LISTENING WITH AN AGENDA

Chances are, many of our conversations with our kids involve listening with an agenda.  At this level, instead of hearing what another person is saying, we’re busy reciting a script in our minds. We’ve come to a conversation with a specific outcome, and aren’t really open to ideas that stray from our original agenda. For example:

Parent: “Sit down. Your mother and I want to talk to you about underage drinking. You know you’re not supposed to drink, right?”

Teenager: “Yes. Can I go to Lee’s house now?”

Level 1 listening is usually characterized by yes-or-no answers and interruptions, which can lead to misinterpretations, misunderstandings and hurt feelings.

LISTENING FROM OUR OWN PERSPECTIVE

This level of listening is better than listening with an agenda, but it still limits our ability to fully hear another person.

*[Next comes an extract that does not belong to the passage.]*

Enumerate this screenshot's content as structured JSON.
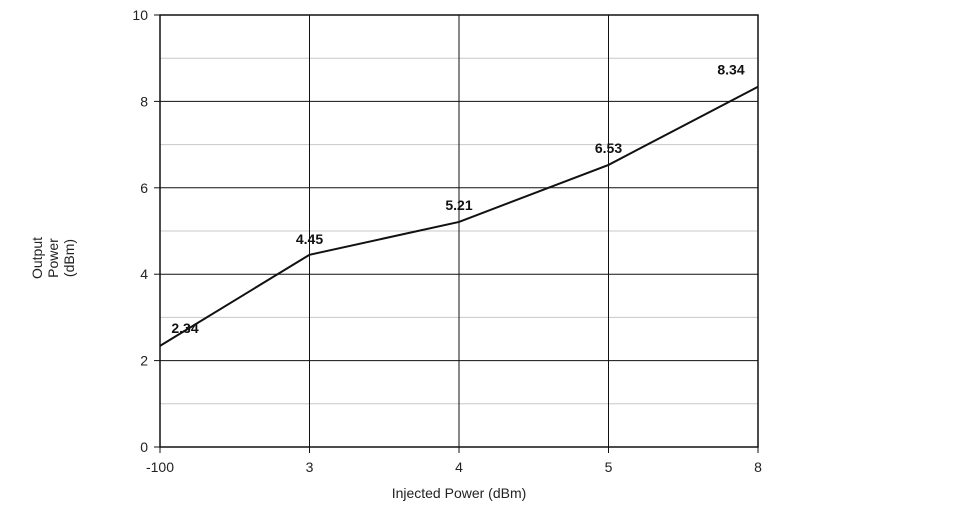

At Level 2, we’re listening to what our kids say, but we’re instantly relating it to our own views and experiences. For example:

Teenager: “Mom, you just don’t understand how hard it is to be the only one of my friends who has such strict rules.”

Parent: “I know it’s hard to be a teenager. When I was your age…(etc.).”

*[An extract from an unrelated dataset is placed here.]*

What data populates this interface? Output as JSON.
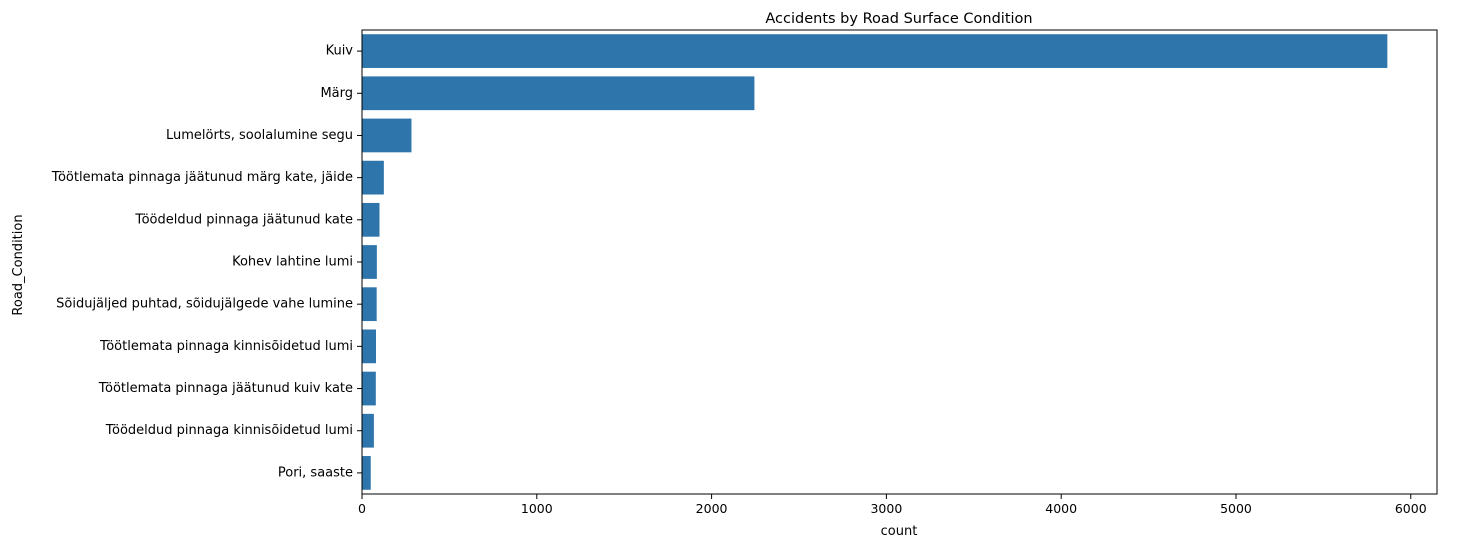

When we listen from our own perspective, our kids feel their comments are just a platform for us to reminisce and remind them that we know best. On the surface, it may seem we’re having a conversation, but actually we’re just waiting for our turn to talk.

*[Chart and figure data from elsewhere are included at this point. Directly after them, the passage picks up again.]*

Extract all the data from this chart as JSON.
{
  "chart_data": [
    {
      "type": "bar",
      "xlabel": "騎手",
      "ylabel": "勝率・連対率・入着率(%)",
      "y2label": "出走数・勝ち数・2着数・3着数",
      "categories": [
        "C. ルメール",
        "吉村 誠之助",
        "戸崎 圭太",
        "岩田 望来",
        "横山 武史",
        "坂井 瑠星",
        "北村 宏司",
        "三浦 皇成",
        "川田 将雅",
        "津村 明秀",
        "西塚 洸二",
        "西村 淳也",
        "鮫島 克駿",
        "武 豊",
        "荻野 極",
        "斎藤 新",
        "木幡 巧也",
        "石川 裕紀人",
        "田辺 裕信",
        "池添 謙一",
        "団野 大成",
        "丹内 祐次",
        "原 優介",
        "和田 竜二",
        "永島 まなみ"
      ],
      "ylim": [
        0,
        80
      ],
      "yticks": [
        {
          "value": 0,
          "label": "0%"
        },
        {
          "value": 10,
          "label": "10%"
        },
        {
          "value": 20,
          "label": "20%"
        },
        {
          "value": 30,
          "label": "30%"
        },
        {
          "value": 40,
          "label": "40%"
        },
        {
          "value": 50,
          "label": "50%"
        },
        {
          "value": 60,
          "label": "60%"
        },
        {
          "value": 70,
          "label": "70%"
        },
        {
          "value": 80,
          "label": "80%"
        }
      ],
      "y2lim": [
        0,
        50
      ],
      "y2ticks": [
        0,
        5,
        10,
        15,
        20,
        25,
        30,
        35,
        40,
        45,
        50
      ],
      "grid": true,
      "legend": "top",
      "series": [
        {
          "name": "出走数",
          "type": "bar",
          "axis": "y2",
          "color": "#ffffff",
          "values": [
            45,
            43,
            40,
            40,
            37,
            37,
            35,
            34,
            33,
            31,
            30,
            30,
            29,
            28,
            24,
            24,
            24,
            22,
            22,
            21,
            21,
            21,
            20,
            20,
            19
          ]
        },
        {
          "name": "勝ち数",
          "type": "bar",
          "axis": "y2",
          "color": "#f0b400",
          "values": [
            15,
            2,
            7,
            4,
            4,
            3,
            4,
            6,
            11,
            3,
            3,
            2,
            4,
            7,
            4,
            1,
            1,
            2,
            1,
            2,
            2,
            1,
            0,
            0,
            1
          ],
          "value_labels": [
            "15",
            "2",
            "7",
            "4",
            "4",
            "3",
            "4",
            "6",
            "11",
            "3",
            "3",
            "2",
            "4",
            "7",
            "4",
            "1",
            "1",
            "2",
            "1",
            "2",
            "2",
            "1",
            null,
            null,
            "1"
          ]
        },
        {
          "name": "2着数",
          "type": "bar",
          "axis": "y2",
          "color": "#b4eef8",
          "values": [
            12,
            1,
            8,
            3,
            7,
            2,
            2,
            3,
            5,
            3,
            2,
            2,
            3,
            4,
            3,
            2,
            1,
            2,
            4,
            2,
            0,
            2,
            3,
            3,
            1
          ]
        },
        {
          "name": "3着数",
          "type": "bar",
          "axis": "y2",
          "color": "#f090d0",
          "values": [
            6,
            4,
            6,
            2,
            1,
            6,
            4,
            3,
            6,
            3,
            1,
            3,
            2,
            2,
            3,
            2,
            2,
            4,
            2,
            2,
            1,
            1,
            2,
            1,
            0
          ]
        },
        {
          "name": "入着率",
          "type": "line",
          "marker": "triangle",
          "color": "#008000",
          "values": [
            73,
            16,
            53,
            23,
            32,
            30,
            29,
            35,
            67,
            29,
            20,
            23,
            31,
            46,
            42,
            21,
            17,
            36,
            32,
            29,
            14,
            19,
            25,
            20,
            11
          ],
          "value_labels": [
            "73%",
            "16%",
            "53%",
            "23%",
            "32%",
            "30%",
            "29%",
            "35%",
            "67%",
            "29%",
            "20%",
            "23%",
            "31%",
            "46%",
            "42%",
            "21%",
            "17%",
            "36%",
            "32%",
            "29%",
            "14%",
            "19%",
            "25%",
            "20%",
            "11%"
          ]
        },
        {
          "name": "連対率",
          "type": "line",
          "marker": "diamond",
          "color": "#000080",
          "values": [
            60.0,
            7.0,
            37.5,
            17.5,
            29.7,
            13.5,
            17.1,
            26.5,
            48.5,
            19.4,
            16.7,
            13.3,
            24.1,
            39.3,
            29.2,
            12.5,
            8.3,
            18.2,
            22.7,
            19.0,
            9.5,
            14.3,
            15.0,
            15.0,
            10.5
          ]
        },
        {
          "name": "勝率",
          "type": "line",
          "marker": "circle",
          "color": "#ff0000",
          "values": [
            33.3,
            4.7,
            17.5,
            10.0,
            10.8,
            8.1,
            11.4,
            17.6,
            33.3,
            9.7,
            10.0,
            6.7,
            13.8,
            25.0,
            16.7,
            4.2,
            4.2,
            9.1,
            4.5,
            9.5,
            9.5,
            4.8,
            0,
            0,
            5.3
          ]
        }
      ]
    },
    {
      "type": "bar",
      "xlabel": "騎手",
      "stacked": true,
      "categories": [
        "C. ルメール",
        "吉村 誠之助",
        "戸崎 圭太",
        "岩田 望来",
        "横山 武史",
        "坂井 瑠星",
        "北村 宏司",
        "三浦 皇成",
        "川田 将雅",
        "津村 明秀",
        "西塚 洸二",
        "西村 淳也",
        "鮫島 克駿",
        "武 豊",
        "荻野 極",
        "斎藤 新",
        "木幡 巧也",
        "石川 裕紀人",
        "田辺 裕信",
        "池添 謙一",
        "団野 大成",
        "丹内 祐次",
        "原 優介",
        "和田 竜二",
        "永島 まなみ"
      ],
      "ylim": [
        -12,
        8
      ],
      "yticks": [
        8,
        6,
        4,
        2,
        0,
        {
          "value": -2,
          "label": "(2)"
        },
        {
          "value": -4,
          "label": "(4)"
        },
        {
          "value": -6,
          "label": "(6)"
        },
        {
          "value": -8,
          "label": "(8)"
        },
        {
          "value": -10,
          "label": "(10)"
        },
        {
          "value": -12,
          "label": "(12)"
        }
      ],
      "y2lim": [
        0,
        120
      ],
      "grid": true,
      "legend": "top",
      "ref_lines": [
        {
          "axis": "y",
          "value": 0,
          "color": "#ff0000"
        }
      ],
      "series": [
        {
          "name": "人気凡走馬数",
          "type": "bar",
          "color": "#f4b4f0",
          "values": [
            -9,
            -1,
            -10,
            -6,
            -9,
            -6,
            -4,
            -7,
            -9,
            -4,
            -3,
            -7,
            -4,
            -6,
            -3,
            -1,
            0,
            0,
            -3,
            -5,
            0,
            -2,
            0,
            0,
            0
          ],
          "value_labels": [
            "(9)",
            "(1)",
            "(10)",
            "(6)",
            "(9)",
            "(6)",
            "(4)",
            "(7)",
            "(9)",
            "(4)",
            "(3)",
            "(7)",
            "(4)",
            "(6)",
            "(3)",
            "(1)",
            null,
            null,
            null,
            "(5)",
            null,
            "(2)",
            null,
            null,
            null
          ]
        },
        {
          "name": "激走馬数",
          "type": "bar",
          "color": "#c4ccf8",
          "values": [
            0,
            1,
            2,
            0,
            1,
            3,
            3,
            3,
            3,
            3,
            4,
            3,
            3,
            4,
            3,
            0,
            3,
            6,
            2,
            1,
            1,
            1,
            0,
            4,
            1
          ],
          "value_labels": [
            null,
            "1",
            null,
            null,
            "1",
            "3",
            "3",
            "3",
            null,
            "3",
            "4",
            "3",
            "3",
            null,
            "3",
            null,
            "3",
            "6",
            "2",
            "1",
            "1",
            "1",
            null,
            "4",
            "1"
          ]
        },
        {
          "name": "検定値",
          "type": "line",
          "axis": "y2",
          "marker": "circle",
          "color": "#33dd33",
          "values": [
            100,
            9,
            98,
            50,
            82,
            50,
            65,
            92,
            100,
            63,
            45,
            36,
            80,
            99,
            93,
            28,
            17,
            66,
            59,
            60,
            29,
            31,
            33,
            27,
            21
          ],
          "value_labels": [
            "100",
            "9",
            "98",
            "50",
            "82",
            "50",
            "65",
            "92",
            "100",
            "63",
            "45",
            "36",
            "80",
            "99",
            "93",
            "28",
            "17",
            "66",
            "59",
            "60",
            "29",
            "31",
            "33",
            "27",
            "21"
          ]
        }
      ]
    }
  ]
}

LISTENING WITH AN OPEN MIND

To fully hear and understand the words of another, it’s important to listen without judgment, preformed ideas or constant self-reference. The idea is to respond to the specific words, feelings, and opinions expressed by our kids in the present moment. We focus on what they’re saying and feeling now, not on what they’ve said in the past, or what we believe ourselves, or what we think our kids should be saying. For example:

Teenager: “Mom, you just don’t get how hard it is to be the only one of my friends who has such strict rules.”

Parent: “I understand it must be hard to feel singled out like that. How have you been dealing with it?”

When we listen with an open mind, we’re not discounting the feelings and problems our kids are trying to express. And by responding to their comments with an open mind, we show them respect, which helps build trust and allows us a higher level of involvement in their lives.

It’s key to acknowledge our children’s feelings and situation, and restate their messages back to them for clarification and feedback. This validates their remarks, and lets them know we understand their reasons and feelings, though we might not necessarily agree. If we put ourselves in our child’s position, we can get a better sense of their thoughts and feelings. Then, we can share what we think we understand with warmth and acceptance.

There will be times when we misinterpret what our children have said, but if they know we’re listening with an open mind, they will help us understand. Listening with an open mind sends a clear message that we’re open to discussing anything, without passing judgment or getting angry.

Don’t repeat your child’s words verbatim. Rephrase them to capture the feelings expressed and a bit of the situation to demonstrate that you have been listening and do understand.

By resisting the urge to press ahead with our own agenda and our own solutions, we’re giving our kids a chance to learn to speak their mind and solve their own issues. At the same time, through open dialogue, we can let them know we’re there for them if they need help.